Statins have been implicated in the regulation of cell proliferation, apoptosis, and tumour progression in patients with malignancy and thereby reduce cancer risk and improve survival. We therefore aimed to establish the association between statin use and cancer survival by a systematic review and meta-analysis of published studies.
A systematic literature search of Pubmed, Embase, CENTRAL and American Society of Clinical Oncology (ASCO) databases through May 2015 was conducted to identify studies assessing the prognostic impact of statin use on survival outcomes in patients diagnosed with cancer. The hazard ratio (HR) and 95% confidence interval (CI) were derived and pooled using the random-effects Mantel-Haenszel model.

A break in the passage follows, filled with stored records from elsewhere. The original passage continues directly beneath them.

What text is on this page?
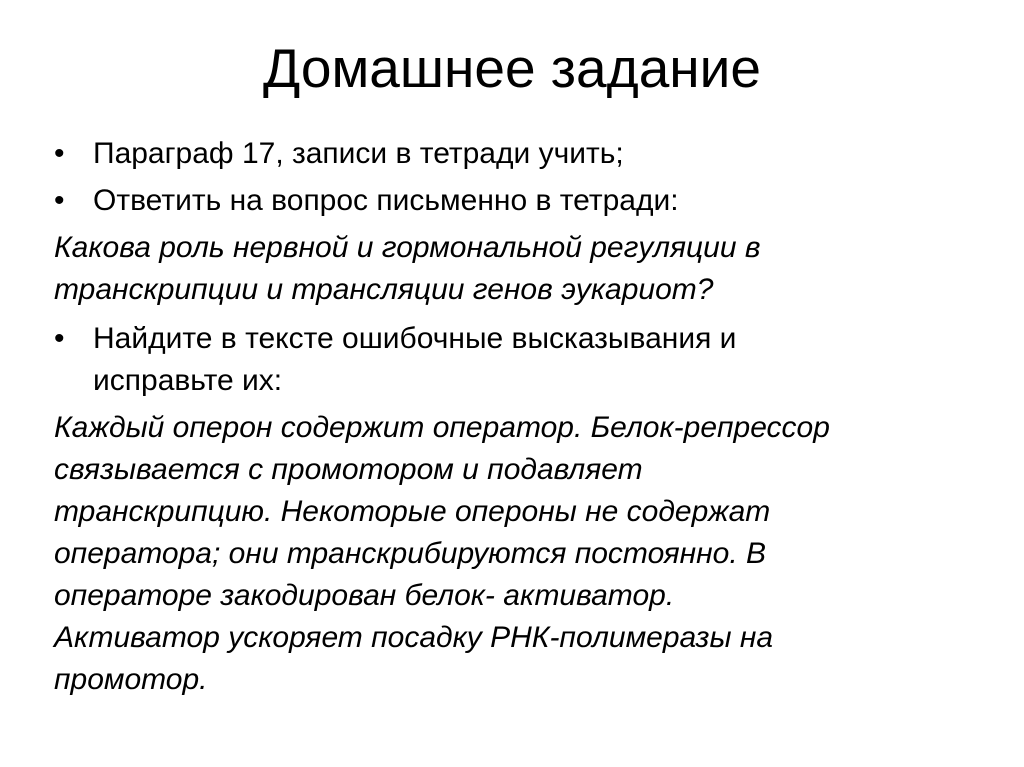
Домашнее задание
• Параграф 17, записи в тетради учить;
• Ответить на вопрос письменно в тетради:
Какова роль нервной и гормональной регуляции в
транскрипции и трансляции генов эукариот?
• Найдите в тексте ошибочные высказывания и
исправьте их:
Каждый оперон содержит оператор. Белок-репрессор
связывается с промотором и подавляет
транскрипцию. Некоторые опероны не содержат
оператора; они транскрибируются постоянно. В
операторе закодирован белок- активатор.
Активатор ускоряет посадку РНК-полимеразы на
промотор.
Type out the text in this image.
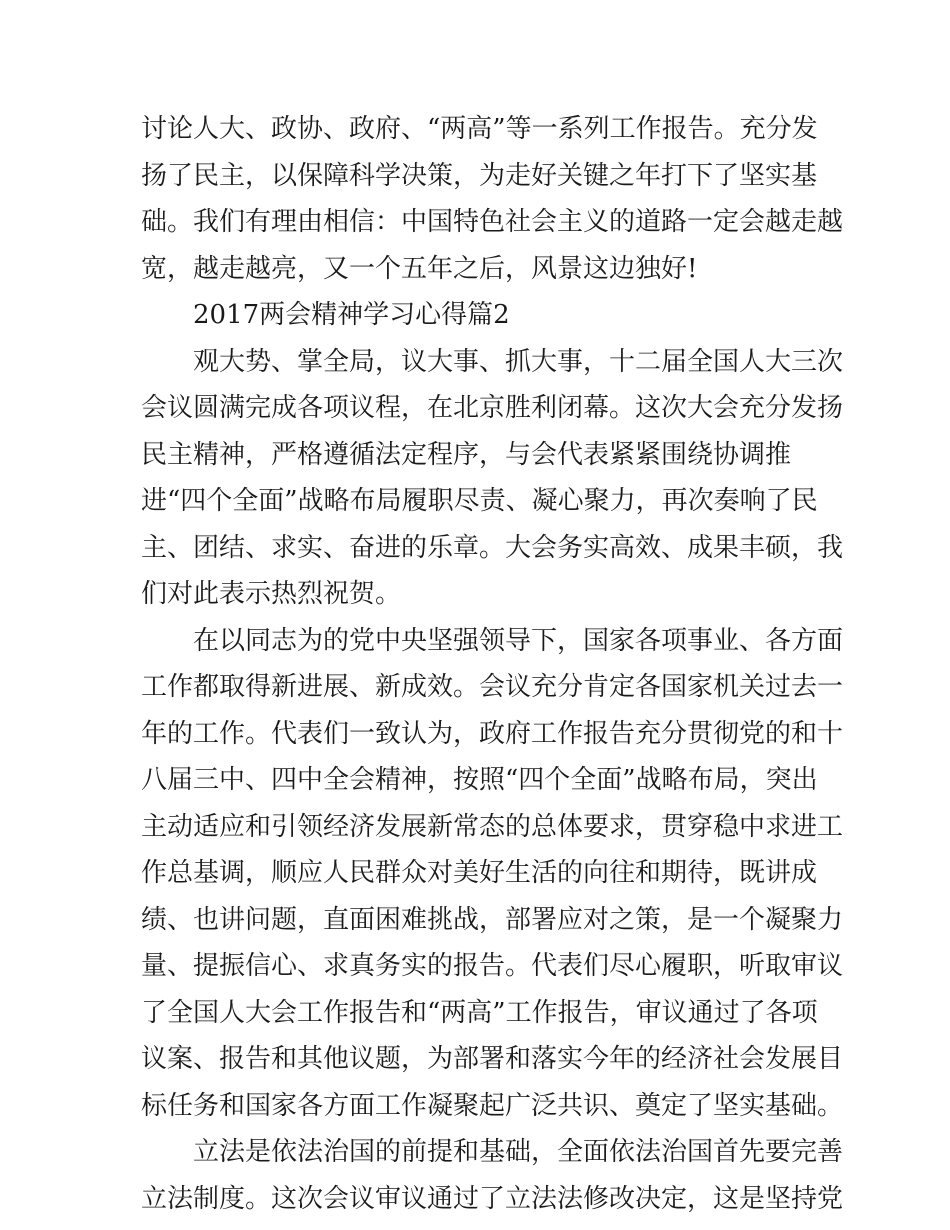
讨论人大、政协、政府、“两高”等一系列工作报告。充分发
扬了民主，以保障科学决策，为走好关键之年打下了坚实基
础。我们有理由相信：中国特色社会主义的道路一定会越走越
宽，越走越亮，又一个五年之后，风景这边独好!
2017两会精神学习心得篇2
观大势、掌全局，议大事、抓大事，十二届全国人大三次
会议圆满完成各项议程，在北京胜利闭幕。这次大会充分发扬
民主精神，严格遵循法定程序，与会代表紧紧围绕协调推
进“四个全面”战略布局履职尽责、凝心聚力，再次奏响了民
主、团结、求实、奋进的乐章。大会务实高效、成果丰硕，我
们对此表示热烈祝贺。
在以同志为的党中央坚强领导下，国家各项事业、各方面
工作都取得新进展、新成效。会议充分肯定各国家机关过去一
年的工作。代表们一致认为，政府工作报告充分贯彻党的和十
八届三中、四中全会精神，按照“四个全面”战略布局，突出
主动适应和引领经济发展新常态的总体要求，贯穿稳中求进工
作总基调，顺应人民群众对美好生活的向往和期待，既讲成
绩、也讲问题，直面困难挑战，部署应对之策，是一个凝聚力
量、提振信心、求真务实的报告。代表们尽心履职，听取审议
了全国人大会工作报告和“两高”工作报告，审议通过了各项
议案、报告和其他议题，为部署和落实今年的经济社会发展目
标任务和国家各方面工作凝聚起广泛共识、奠定了坚实基础。
立法是依法治国的前提和基础，全面依法治国首先要完善
立法制度。这次会议审议通过了立法法修改决定，这是坚持党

After screening 5622 citations identified in the original search, we identified 92 cohorts covering over 18 cancer types totaling 703843 patients who met the inclusion criteria. A meta-analysis of 55 articles showed that statin use was significantly associated with a decreased all-cause mortality (HR 0.70, 95% Cl 0.66 to 0.74) compared with non-users. Subgroup analyses according to initiation of statins showed postdiagnosis statin users (HR 0.65, 95% Cl 0.54 to 0.79) gained significantly more recurrence-free survival benefit than prediagnosis statin users (HR 0.86, 95% Cl 0.77 to 0.96) (P for interaction = 0.018). The observed pooled estimates were retained for cancer-specific mortality (HR 0.59, 95% Cl 0.45 to 0.77), progression-free mortality (HR 0.67, 95% Cl 0.56 to 0.81), recurrence-free mortality (HR 0.74, 95% Cl 0.65 to 0.83) and disease-free mortality (HR 0.53, 95% Cl 0.40 to 0.72). These associations almost remained consistent across those outcomes when stratified by publication type, tumour location, study design, sample size, initiation of statins, disease stage, research country, follow-up duration or research hospital involved.
Statin therapy has potential survival benefit for patients with malignancy. Further large-scale prospective studies emphasising survival outcomes of individual cancer type are strongly encouraged.
Clinical trial identification
All authors have declared no conflicts of interest.